Just days after he was forced to retire due to health issues, legendary jazz singer Al Jarreau died at a hospital in Los Angeles on Sunday.
He was 76 years old.
According to reports, Al Jarreau was forced into retirement, at least from touring if not from music altogether, due to serious exhaustion.
The seven-time Grammy Award winner's manager, Joe Gordon, released a statement late this afternoon, on the eve of the Grammys.
Gordon said, no doubt with a very heavy heart:
"Al Jarreau passed away this morning."
He died "about 5:30am L.A. time."
"[Jarreau] was in the hospital, kept comfortable by [his son] Ryan, [his wife] Susan and a few of his family and friends."
"Ryan and Susan will hold a small, private service at home, for immediate family only. No public service is planned yet."
News of his death comes five days after Jarreau announced in a post on his website that he was retiring from touring "due to exhaustion."
Jarreau's medical team advised him not to perform his remaining 2017 tour dates, effectively putting his touring career on hold indefinitely.
Al had been hospitalized in L.A., where he had been "receiving excellent medical care, responding to treatments and improving slowly."
"Therefore, with complete sorrow, Al Jarreau must retire from touring," effective immediately, the statement on his website read.
"He is thankful for his 50 years of traveling the world in ministry through music, and for everyone who shared this with him.
Jarreau went on to give thanks for "his faithful audience, the dedicated musicians and so many others who supported his effort.”

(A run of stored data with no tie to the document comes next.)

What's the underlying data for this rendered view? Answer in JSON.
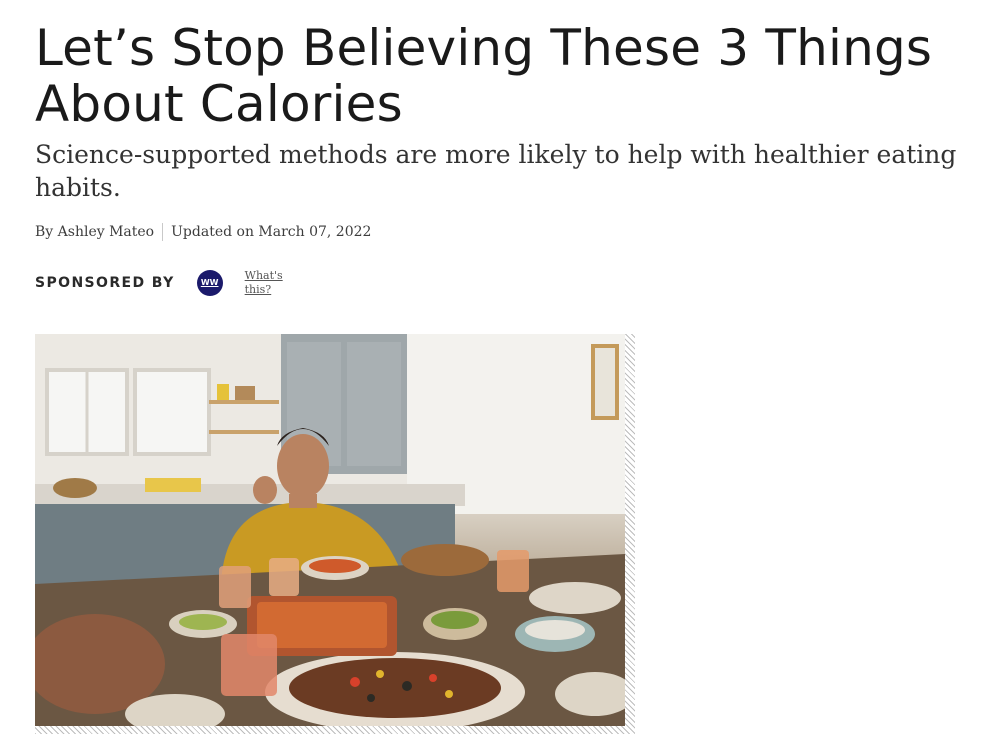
{
  "article": {
    "title": "Let’s Stop Believing These 3 Things About Calories",
    "subtitle": "Science-supported methods are more likely to help with healthier eating habits.",
    "byline": {
      "prefix": "By",
      "author": "Ashley Mateo",
      "updated": "Updated on March 07, 2022"
    },
    "sponsor": {
      "label": "SPONSORED BY",
      "logo_text": "WW",
      "whats_this": "What's this?"
    }
  },
  "figure": {
    "image_icon": "hero-photo"
  },
  "colors": {
    "text": "#1a1a1a",
    "logo_bg": "#1b1a6b",
    "divider": "#c9c9c9"
  }
}
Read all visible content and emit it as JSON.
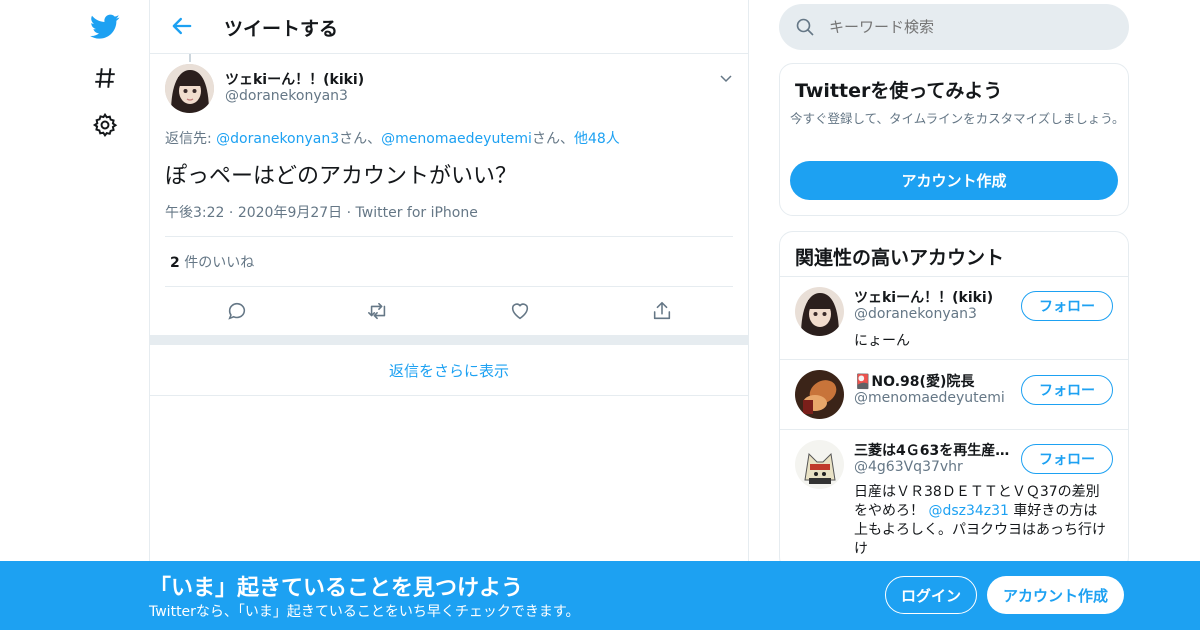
{
  "nav": {
    "icons": [
      "twitter-logo",
      "hashtag-icon",
      "gear-icon"
    ]
  },
  "header": {
    "title": "ツイートする"
  },
  "tweet": {
    "name": "ツェkiーん！！(kiki)",
    "handle": "@doranekonyan3",
    "reply_prefix": "返信先: ",
    "reply_user1": "@doranekonyan3",
    "reply_sep1": "さん、",
    "reply_user2": "@menomaedeyutemi",
    "reply_sep2": "さん、",
    "reply_more": "他48人",
    "text": "ぽっペーはどのアカウントがいい？",
    "time": "午後3:22",
    "date": "2020年9月27日",
    "source": "Twitter for iPhone",
    "likes_count": "2",
    "likes_label": "件のいいね"
  },
  "show_more_replies": "返信をさらに表示",
  "search": {
    "placeholder": "キーワード検索"
  },
  "signup_card": {
    "title": "Twitterを使ってみよう",
    "desc": "今すぐ登録して、タイムラインをカスタマイズしましょう。",
    "button": "アカウント作成"
  },
  "related": {
    "title": "関連性の高いアカウント",
    "follow_label": "フォロー",
    "accounts": [
      {
        "name": "ツェkiーん！！(kiki)",
        "handle": "@doranekonyan3",
        "bio": "にょーん"
      },
      {
        "name": "🎴NO.98(愛)院長",
        "handle": "@menomaedeyutemi",
        "bio": ""
      },
      {
        "name": "三菱は4Ｇ63を再生産…",
        "handle": "@4g63Vq37vhr",
        "bio_line1": "日産はＶＲ38ＤＥＴＴとＶＱ37の差別",
        "bio_line2a": "をやめろ！ ",
        "bio_mention": "@dsz34z31",
        "bio_line2b": " 車好きの方は",
        "bio_line3": "上もよろしく。パヨクウヨはあっち行け",
        "bio_line4": "け"
      }
    ]
  },
  "banner": {
    "title": "「いま」起きていることを見つけよう",
    "subtitle": "Twitterなら、「いま」起きていることをいち早くチェックできます。",
    "login": "ログイン",
    "signup": "アカウント作成"
  },
  "colors": {
    "accent": "#1da1f2",
    "border": "#e6ecf0",
    "muted": "#657786"
  }
}
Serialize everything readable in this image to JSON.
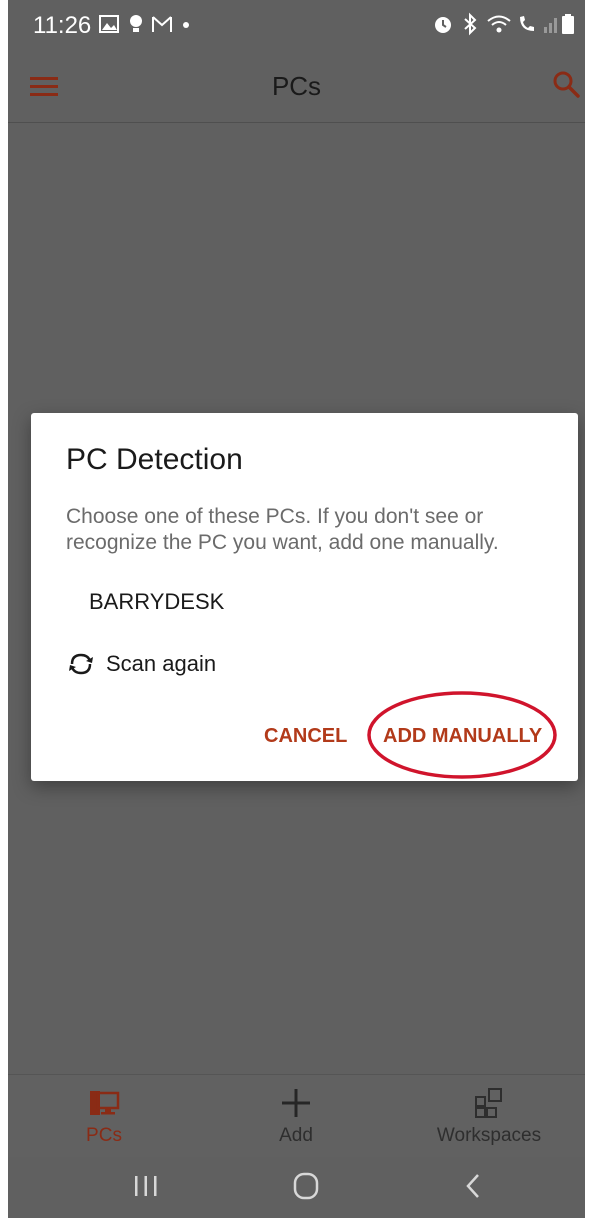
{
  "status_bar": {
    "time": "11:26"
  },
  "app_bar": {
    "title": "PCs",
    "menu_icon": "hamburger-menu-icon",
    "search_icon": "search-icon"
  },
  "dialog": {
    "title": "PC Detection",
    "message": "Choose one of these PCs. If you don't see or recognize the PC you want, add one manually.",
    "pcs": [
      "BARRYDESK"
    ],
    "scan_again_label": "Scan again",
    "cancel_label": "CANCEL",
    "add_manually_label": "ADD MANUALLY"
  },
  "bottom_nav": {
    "items": [
      {
        "label": "PCs",
        "icon": "pc-monitor-icon",
        "active": true
      },
      {
        "label": "Add",
        "icon": "plus-icon",
        "active": false
      },
      {
        "label": "Workspaces",
        "icon": "workspaces-grid-icon",
        "active": false
      }
    ]
  },
  "colors": {
    "accent": "#b23a1a",
    "scrim": "#606060",
    "highlight": "#d0142c"
  }
}
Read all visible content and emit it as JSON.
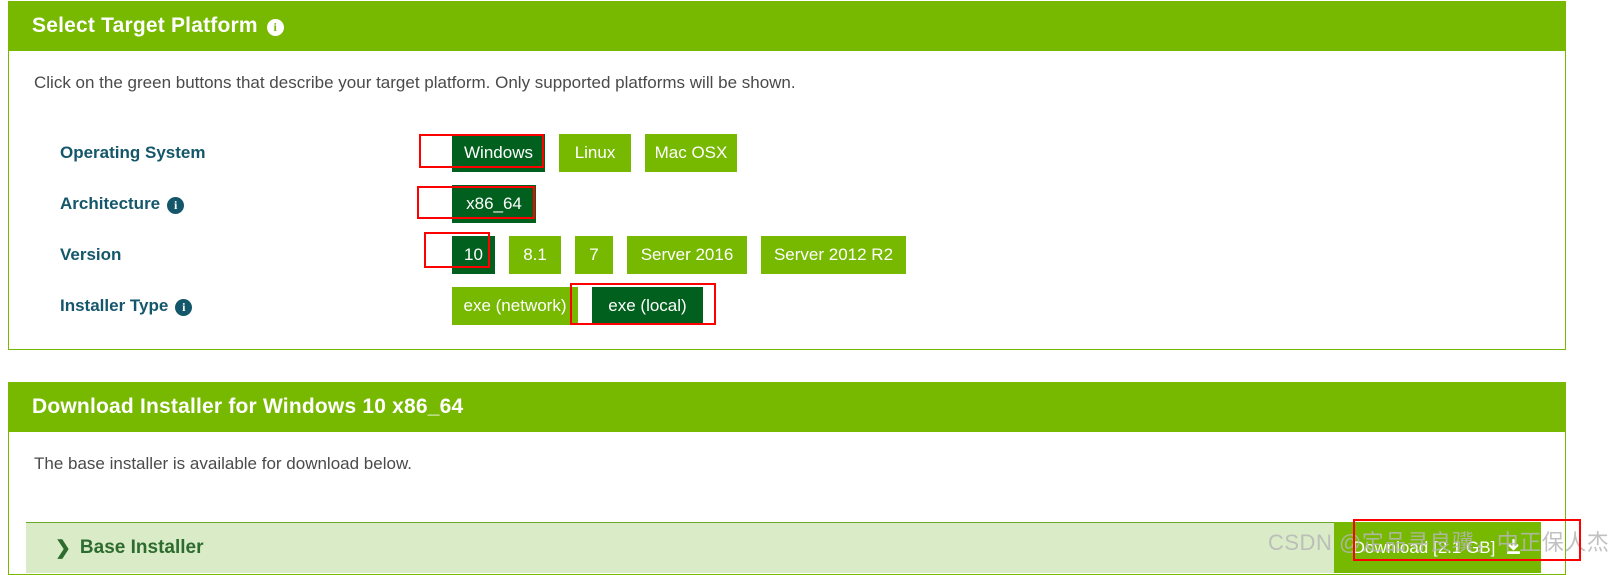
{
  "colors": {
    "brand_green": "#76b900",
    "selected_green": "#01601d",
    "label_teal": "#14576b",
    "annotation_red": "#ff0000",
    "base_bar_bg": "#d9ecc7",
    "base_bar_text": "#2e6b2e"
  },
  "platform_panel": {
    "header_title": "Select Target Platform",
    "header_info_icon": "info-icon",
    "intro_text": "Click on the green buttons that describe your target platform. Only supported platforms will be shown.",
    "rows": [
      {
        "label": "Operating System",
        "has_info": false,
        "info_icon": "info-icon",
        "options": [
          {
            "label": "Windows",
            "selected": true
          },
          {
            "label": "Linux",
            "selected": false
          },
          {
            "label": "Mac OSX",
            "selected": false
          }
        ]
      },
      {
        "label": "Architecture",
        "has_info": true,
        "info_icon": "info-icon",
        "options": [
          {
            "label": "x86_64",
            "selected": true
          }
        ]
      },
      {
        "label": "Version",
        "has_info": false,
        "info_icon": "info-icon",
        "options": [
          {
            "label": "10",
            "selected": true
          },
          {
            "label": "8.1",
            "selected": false
          },
          {
            "label": "7",
            "selected": false
          },
          {
            "label": "Server 2016",
            "selected": false
          },
          {
            "label": "Server 2012 R2",
            "selected": false
          }
        ]
      },
      {
        "label": "Installer Type",
        "has_info": true,
        "info_icon": "info-icon",
        "options": [
          {
            "label": "exe (network)",
            "selected": false
          },
          {
            "label": "exe (local)",
            "selected": true
          }
        ]
      }
    ]
  },
  "download_panel": {
    "header_title": "Download Installer for Windows 10 x86_64",
    "intro_text": "The base installer is available for download below.",
    "base_installer": {
      "chevron_icon": "chevron-right-icon",
      "chevron_glyph": "❯",
      "label": "Base Installer",
      "download_button_label": "Download [2.1 GB]",
      "download_icon": "download-icon"
    }
  },
  "watermark": {
    "text": "CSDN @定品寻良骥，中正保人杰"
  }
}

The versatile singer was famously the first vocalist in music history to receive Grammy Awards in three separate categories.
He took home Grammys in jazz, pop and R&B.
Over a long and distinguished career spanning decades, he was perhaps best known for the 1981 hit "We're in This Love Together."
He also performed the theme song from the '80s TV series Moonlighting, which starred Cybill Shepherd and Bruce Willis.
Our thoughts are with his family and friends.